Once credential- and session-related material is exfiltrated, the attackers leverage the session's CSRF token to weaponize a second, post-authenticated remote code execution vulnerability, CVE-2025-49113 (CVSS score: 9.9). That second flaw is used to obtain a foothold on the mail server and deploy post-exploitation tooling or a web shell.

IceCube, SquareShell, VShell and SNOWLIGHT: the tools of persistence

Proofpoint named the JavaScript payload delivered via the XSS exploit IceCube. IceCube is designed to siphon credential information stored in the browser along with two-factor authentication (2FA) and cookies, and to collect reconnaissance data such as browser language, screen size, and form field values. The harvested information is sent to an external system via an HTTP POST.

After exfiltration, the actors seek to deploy a web shell dubbed SquareShell using a PHP gadget shell command; the deployed web shell is remotely reachable at the endpoint "plugins/newmail_notifier/mail_preview.php" and enables arbitrary code execution. If web-shell installation fails, the attack chain falls back to executing a shell script via the Roundcube vulnerability to ultimately deliver VShell.

Proofpoint says the fallback mechanism was added in June 2026; previously the chain would simply exit upon failing to deploy SquareShell. The shell script acts as a conduit for an ELF loader referred to as SNOWLIGHT, fetching a version compatible with the host's system architecture and then executing it. Both SNOWLIGHT and VShell have been used in intrusions that Proofpoint links to a China-linked cluster tracked as UNC5174 in the past. VShell, written in Go, is described as a remote administration tool providing post-compromise capabilities similar to Cobalt Strike and has been utilized by various China-aligned adversaries in recent years.

Delivery tradecraft and operational stealth

Proofpoint noted the use of generic lures in the emails, which it said indicates a "larger targeting swath" beyond what researchers can see. The operator's JavaScript payload implements measures to preserve the infection chain and reduce detection. "IceCube also sets up what it calls 'deferred triggers' to ensure continuance of the infection chain," Proofpoint said, describing how the deferred triggers monitor if the user closes the page or changes tabs, checks if the mouse leaves the browser window, and hijacks the logout button. If those actions are taken, IceCube hooks those events, re-attempts exploitation of CVE-2025-49113, and beacons to the C&C that the user left the Roundcube session.

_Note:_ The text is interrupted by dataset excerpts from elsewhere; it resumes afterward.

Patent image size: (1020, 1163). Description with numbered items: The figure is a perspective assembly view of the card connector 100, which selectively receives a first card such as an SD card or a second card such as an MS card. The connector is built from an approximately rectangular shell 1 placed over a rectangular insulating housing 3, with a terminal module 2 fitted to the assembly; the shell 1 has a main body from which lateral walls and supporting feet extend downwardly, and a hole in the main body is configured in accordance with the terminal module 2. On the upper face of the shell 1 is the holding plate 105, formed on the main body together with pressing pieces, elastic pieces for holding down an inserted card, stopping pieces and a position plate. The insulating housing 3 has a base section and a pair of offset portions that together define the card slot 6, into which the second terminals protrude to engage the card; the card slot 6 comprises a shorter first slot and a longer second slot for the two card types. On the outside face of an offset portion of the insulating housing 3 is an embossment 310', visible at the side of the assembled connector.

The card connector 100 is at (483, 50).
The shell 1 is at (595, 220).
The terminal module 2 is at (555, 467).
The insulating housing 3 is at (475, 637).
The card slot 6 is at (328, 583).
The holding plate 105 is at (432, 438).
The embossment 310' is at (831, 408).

On completing its actions or running into a timeout, the JavaScript malware then destroys user and malware-initiated sessions on the server, causing the user to log out and erasing forensic evidence associated with the compromise from the Roundcube server. Proofpoint concluded the operators have "deliberately crafted their infection chain to avoid detection."

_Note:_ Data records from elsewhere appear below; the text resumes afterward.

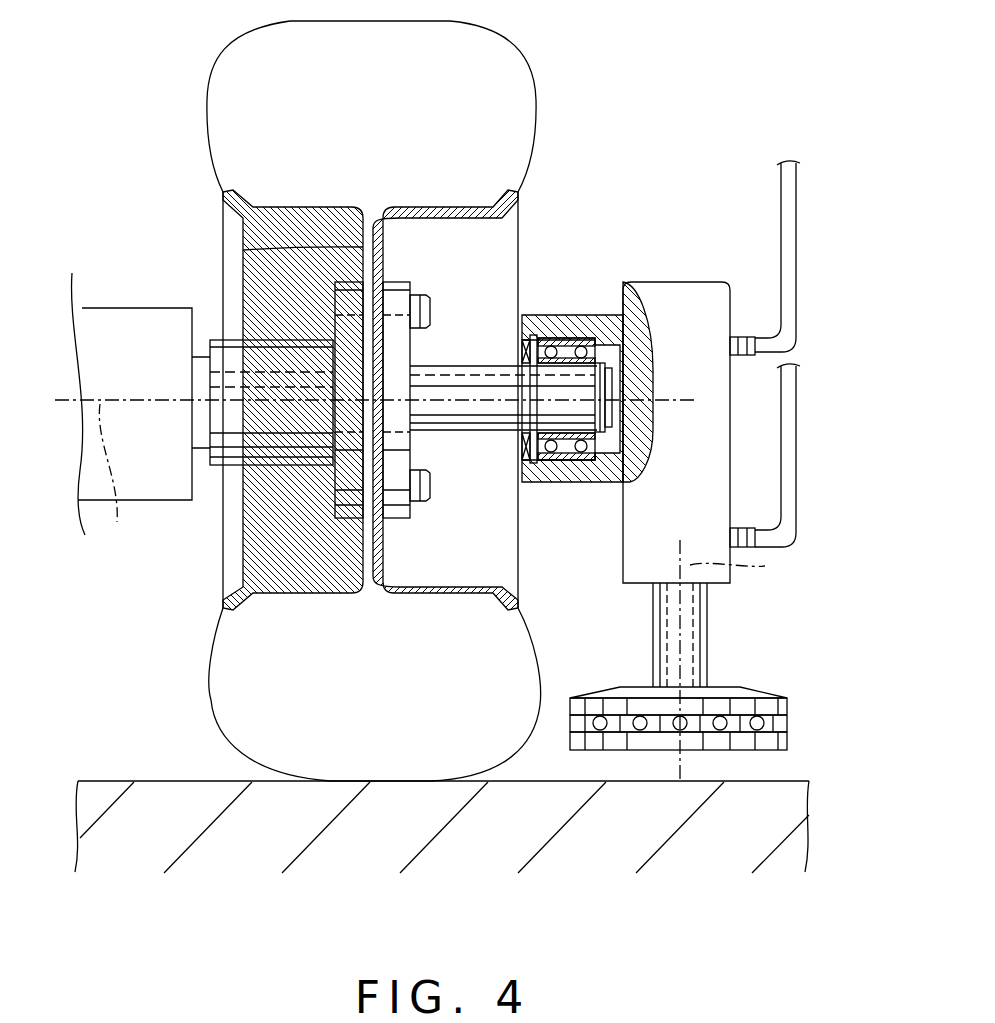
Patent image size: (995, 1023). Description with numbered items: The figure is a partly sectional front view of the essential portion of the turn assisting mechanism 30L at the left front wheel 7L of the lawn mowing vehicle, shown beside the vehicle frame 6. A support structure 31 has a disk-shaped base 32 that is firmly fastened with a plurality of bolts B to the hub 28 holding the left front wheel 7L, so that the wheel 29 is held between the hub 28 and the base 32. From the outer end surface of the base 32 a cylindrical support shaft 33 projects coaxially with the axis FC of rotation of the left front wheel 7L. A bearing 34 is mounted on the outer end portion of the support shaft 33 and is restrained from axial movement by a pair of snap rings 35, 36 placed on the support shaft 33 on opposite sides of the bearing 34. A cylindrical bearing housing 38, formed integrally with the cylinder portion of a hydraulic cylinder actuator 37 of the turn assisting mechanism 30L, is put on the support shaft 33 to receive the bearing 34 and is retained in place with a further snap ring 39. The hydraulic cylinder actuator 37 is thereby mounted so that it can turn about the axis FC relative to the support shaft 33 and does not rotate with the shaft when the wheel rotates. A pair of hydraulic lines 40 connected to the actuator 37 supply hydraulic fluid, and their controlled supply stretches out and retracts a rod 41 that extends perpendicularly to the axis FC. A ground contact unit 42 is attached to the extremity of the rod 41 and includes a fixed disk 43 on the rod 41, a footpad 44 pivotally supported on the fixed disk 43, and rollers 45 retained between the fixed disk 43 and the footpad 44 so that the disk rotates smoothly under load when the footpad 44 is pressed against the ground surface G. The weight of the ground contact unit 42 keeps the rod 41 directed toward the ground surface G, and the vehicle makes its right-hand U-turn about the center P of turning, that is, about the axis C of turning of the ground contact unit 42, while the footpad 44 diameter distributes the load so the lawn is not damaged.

The left front wheel 7L is at (513, 72).
The vehicle frame 6 is at (125, 300).
The axis of rotation FC is at (120, 480).
The wheel 29 is at (247, 250).
The hub 28 is at (338, 495).
The bolts B is at (420, 306).
The support structure 31 is at (370, 442).
The disk-shaped base 32 is at (397, 515).
The cylindrical support shaft 33 is at (476, 427).
The turn assisting mechanism 30L is at (714, 461).
The snap ring 35 is at (533, 388).
The bearing 34 is at (566, 458).
The snap ring 36 is at (606, 362).
The hydraulic cylinder actuator 37 is at (680, 282).
The cylindrical bearing housing 38 is at (578, 316).
The snap ring 39 is at (536, 336).
The hydraulic lines 40 is at (790, 282).
The rod 41 is at (707, 628).
The ground contact unit 42 is at (738, 717).
The fixed disk 43 is at (778, 703).
The footpad 44 is at (712, 752).
The rollers 45 is at (764, 722).
The axis of turning C is at (743, 565).
The ground surface G is at (130, 780).
The center of turning P is at (680, 783).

What this means for technologists, policymakers, and affected universities

  • Technologists and security teams: prioritize patching and hardening exposed Roundcube instances and review DMARC and email authentication policies, because the campaign exploited both application vulnerabilities and lax domain spoofing protections.
  • Policymakers and regulators: the campaign demonstrates cross-border targeting of academic departments with national-security-adjacent work and may prompt scrutiny of how critical academic services are maintained and disclosed to affected parties.
  • Affected universities and administrators: exposure was tied to running vulnerable Roundcube versions and to email-sending practices; administrators should assume reconnaissance preceded phishing and conduct focused incident response on mail servers and any lateral pivots stemming from them.

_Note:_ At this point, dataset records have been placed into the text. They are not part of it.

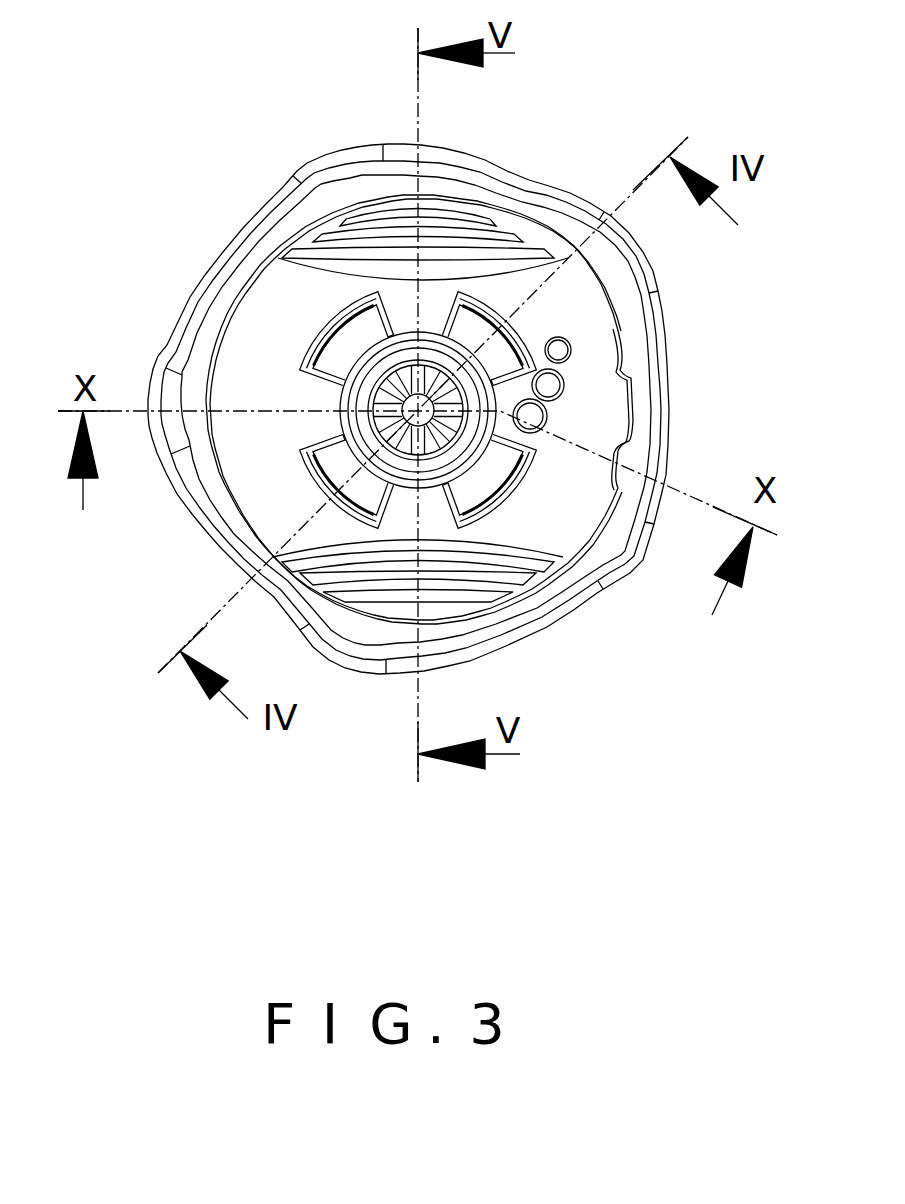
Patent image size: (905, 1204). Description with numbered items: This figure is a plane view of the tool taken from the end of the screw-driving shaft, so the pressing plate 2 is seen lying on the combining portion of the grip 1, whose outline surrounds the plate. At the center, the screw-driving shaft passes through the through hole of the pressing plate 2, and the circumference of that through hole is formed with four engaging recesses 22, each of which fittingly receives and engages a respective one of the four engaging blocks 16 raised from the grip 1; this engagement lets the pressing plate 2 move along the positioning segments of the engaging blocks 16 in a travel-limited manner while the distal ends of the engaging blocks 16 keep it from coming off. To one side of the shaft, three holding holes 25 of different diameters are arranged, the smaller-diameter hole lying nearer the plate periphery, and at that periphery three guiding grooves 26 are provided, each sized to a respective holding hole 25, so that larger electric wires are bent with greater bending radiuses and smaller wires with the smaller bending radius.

The grip 1 is at (308, 163).
The pressing plate 2 is at (252, 312).
The engaging block 16 is at (530, 362).
The engaging recess 22 is at (483, 303).
The holding hole 25 is at (551, 392).
The guiding groove 26 is at (626, 405).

The development marks the first time a Chinese hacking group has been tied to the exploitation of Roundcube flaws, which have been traditionally abused by state-sponsored threat actors from Russia, Proofpoint observed. UNK_MassTraction's use of n‑day vulnerabilities, deferred triggers, and layered fallbacks suggests an operator comfortable treating mail servers as an access vector and pivot point — a reminder, the researchers concluded, that defenders should prioritize mail-server defenses as they do other edge remote-access nodes.